De rechtbank heeft de totale ontvangsten en kosten berekend en vastgesteld dat het wederrechtelijk verkregen voordeel € 24.295,- bedraagt. De rechtbank heeft geoordeeld dat de verdachte de verplichting moet worden opgelegd tot betaling van € 24.000,- aan de Staat, ondanks het verweer van de verdachte dat hij niet in staat zou zijn om dit bedrag terug te betalen. De rechtbank heeft dit verweer verworpen, omdat er geen voldoende onderbouwing voor was.

Uitspraak

Rechtbank Utrecht, nevenzittingsplaats Almelo
Sector strafrecht
Parketnummer: 08/963012-07
Datum beslissing: 2 juli 2012
Beslissing op tegenspraak van de rechtbank Utrecht, zitting houdende te Almelo, meervoudige kamer voor strafzaken, rechtdoende op de vordering op grond van artikel 36e van het Wetboek van Strafrecht van de officier van justitie in het arrondissement Almelo ten aanzien van de veroordeelde:
[verdachte]
geboren op [1970] in [geboorteplaats] [geboorteland],
zonder bekende woon- of verblijfplaats in Nederland.
1. De vordering van de officier van justitie
De officier van justitie vordert dat de rechtbank het bedrag vaststelt waarop het wederrechtelijk verkregen voordeel als bedoeld in artikel 36e Sr wordt geschat en de veroordeelde de verplichting oplegt tot betaling aan de Staat van het geschatte voordeel tot een bedrag van € 83.110,-.
2. De procedure
De vordering is behandeld op de openbare terechtzittingen van 31 oktober 2011; 16 januari 2012; 30 januari 2012 en 21 mei 2012. De raadsman mr. A.C. Huisman, advocaat in Deventer, is op de terechtzitting van 21 mei 2012 verschenen en op de vordering gehoord.
Op de terechtzitting van 21 mei 2012 heeft de officier van justitie mr. E.E.G. Duijts haar vordering gehandhaafd.

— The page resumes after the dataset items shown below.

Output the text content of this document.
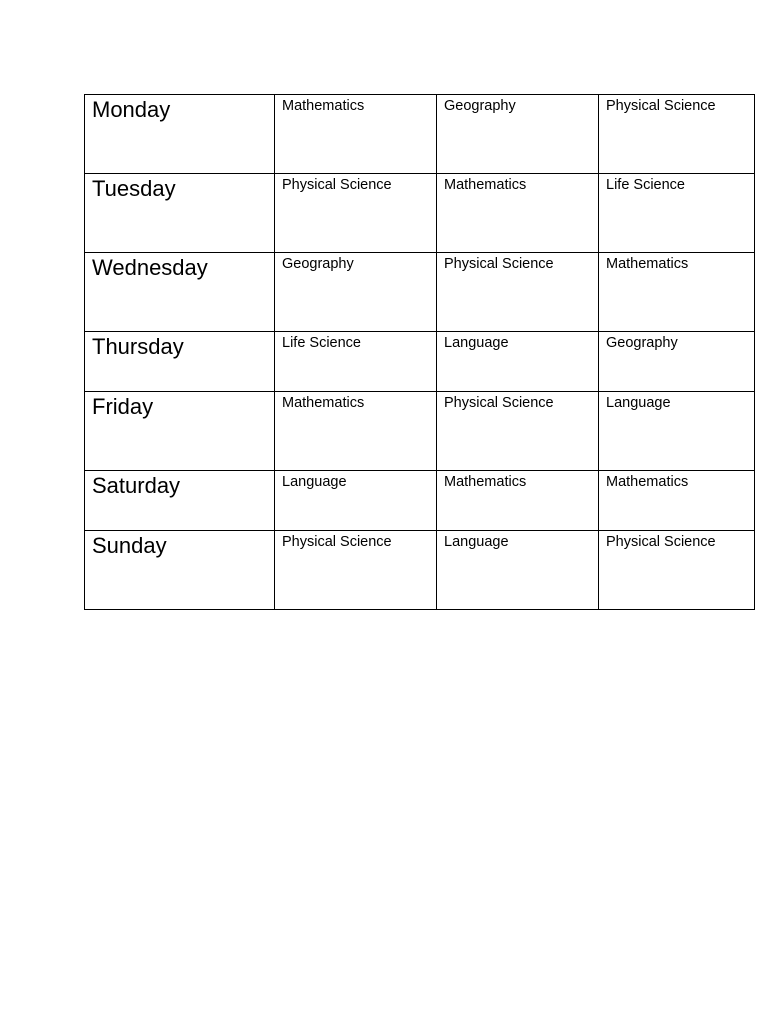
Monday	Mathematics	Geography	Physical Science
Tuesday	Physical Science	Mathematics	Life Science
Wednesday	Geography	Physical Science	Mathematics
Thursday	Life Science	Language	Geography
Friday	Mathematics	Physical Science	Language
Saturday	Language	Mathematics	Mathematics
Sunday	Physical Science	Language	Physical Science
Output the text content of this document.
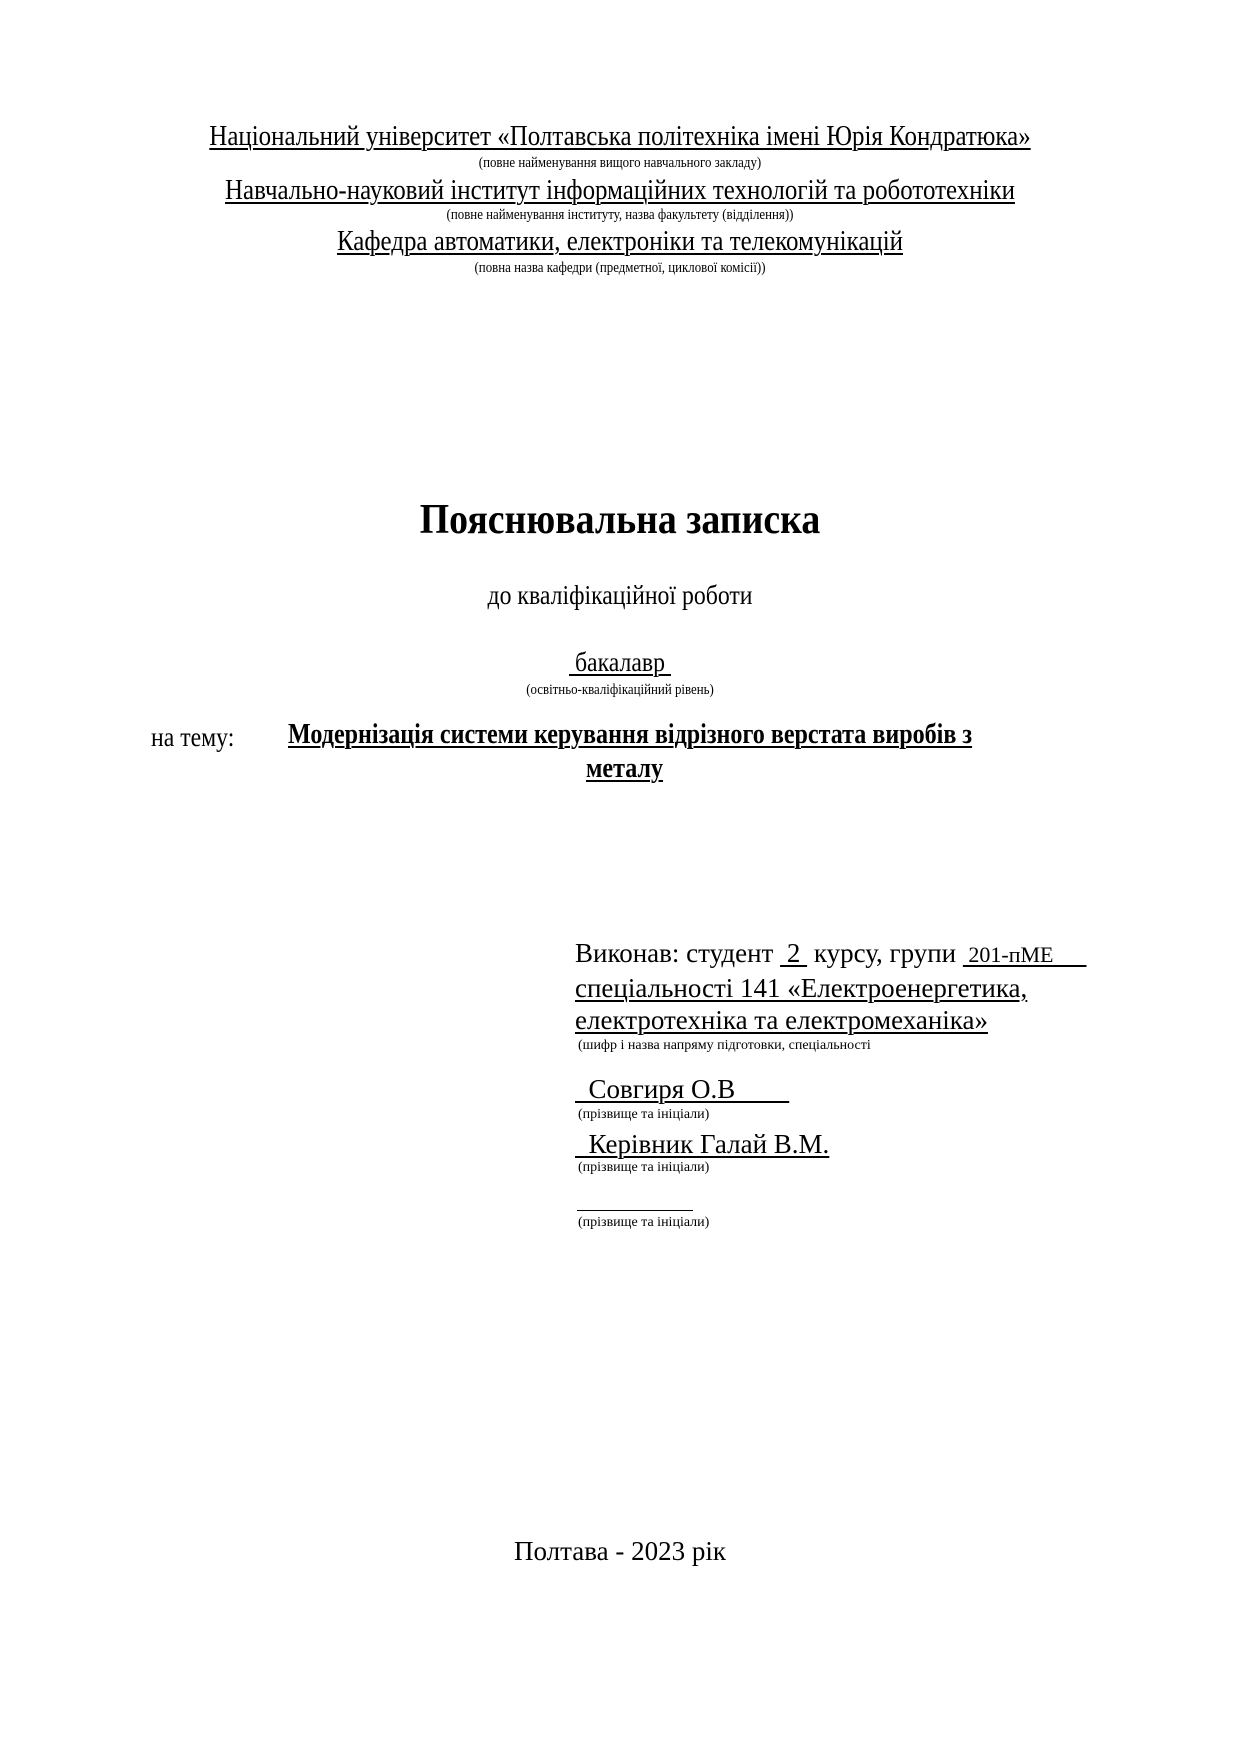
Національний університет «Полтавська політехніка імені Юрія Кондратюка»
(повне найменування вищого навчального закладу)
Навчально-науковий інститут інформаційних технологій та робототехніки
(повне найменування інституту, назва факультету (відділення))
Кафедра автоматики, електроніки та телекомунікацій
(повна назва кафедри (предметної, циклової комісії))
Пояснювальна записка
до кваліфікаційної роботи
бакалавр
(освітньо-кваліфікаційний рівень)
на тему: Модернізація системи керування відрізного верстата виробів з
металу
Виконав: студент  2  курсу, групи  201-пМЕ
спеціальності 141 «Електроенергетика,
електротехніка та електромеханіка»
(шифр і назва напряму підготовки, спеціальності
Совгиря О.В
(прізвище та ініціали)
Керівник Галай В.М.
(прізвище та ініціали)
(прізвище та ініціали)
Полтава - 2023 рік
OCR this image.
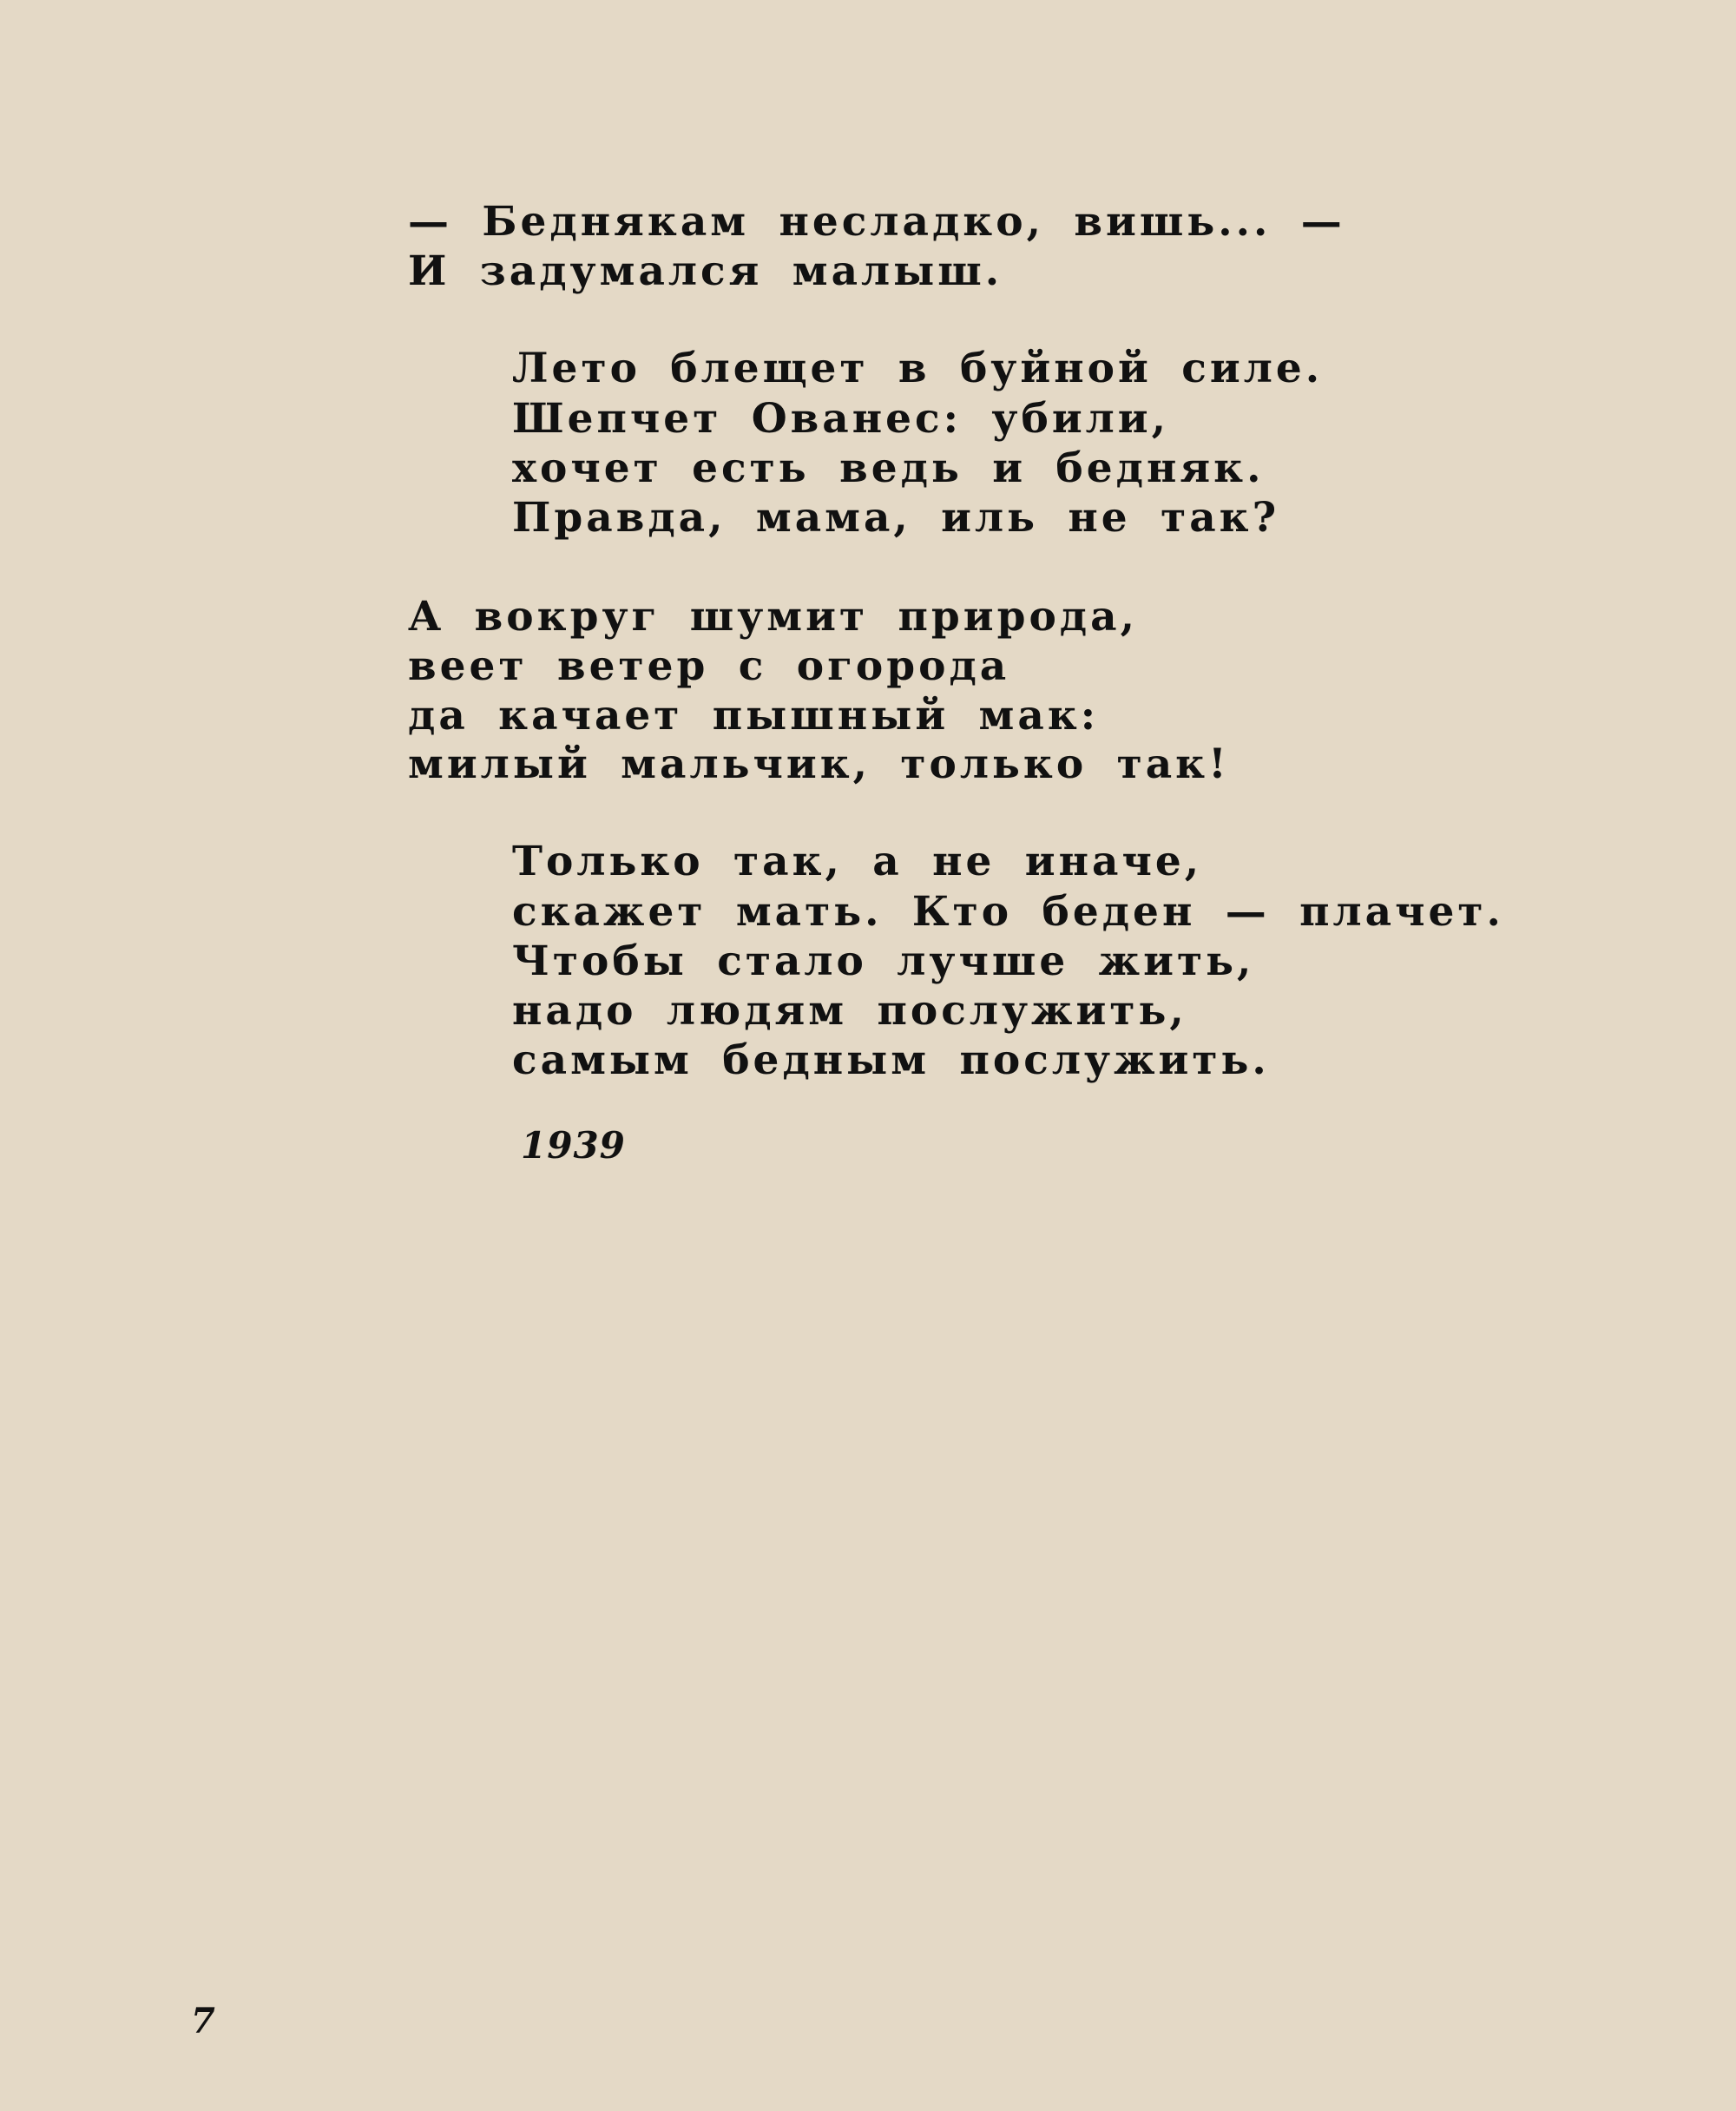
— Беднякам несладко, вишь... —
И задумался малыш.
Лето блещет в буйной силе.
Шепчет Ованес: убили,
хочет есть ведь и бедняк.
Правда, мама, иль не так?
А вокруг шумит природа,
веет ветер с огорода
да качает пышный мак:
милый мальчик, только так!
Только так, а не иначе,
скажет мать. Кто беден — плачет.
Чтобы стало лучше жить,
надо людям послужить,
самым бедным послужить.
1939
7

3. De beoordeling van de vordering
3.1 Veroordeling
De veroordeelde is bij vonnis van deze rechtbank van 18 februari 2011 veroordeeld, voor zover van belang, voor de strafbare feiten:
Medeplichtigheid aan mensenhandel en
Deelneming aan een organisatie die tot oogmerk heeft het plegen van misdrijven.
3.2 De beoordeling van de omvang van het wederrechtelijk verkregen voordeel
3.2.1 de periode waarin voordeel is genoten
De officier van justitie heeft aangegeven dat zij haar vordering baseert op de periode waarin veroordeelde deel heeft uitgemaakt van de criminele organisatie.
In het vonnis van 18 februari 2011 stelt de rechtbank vast dat veroordeelde gedurende ongeveer een jaar deel heeft uitgemaakt van de organisatie. Feitelijk is bewezenverklaard de periode 1 januari 2006 tot en met 8 januari 2007. De rechtbank zal deze periode als uitgangspunt nemen bij de berekening van het wederrechtelijk verkregen voordeel, in casu een periode van 53 weken. In die periode valt ook de bewezenverklaarde mensenhandel ten aanzien van [slachtoffer 1] en [slachtoffer 2].
3.2.2 de hoogte van de vergoeding die veroordeelde ontving
De rechtbank stelt op basis van tapgesprekken die zich in het dossier bevinden het bedrag dat veroordeelde in die periode wekelijks ontving voor zijn werkzaamheden als bodyguard vast op een bedrag van € 500,-.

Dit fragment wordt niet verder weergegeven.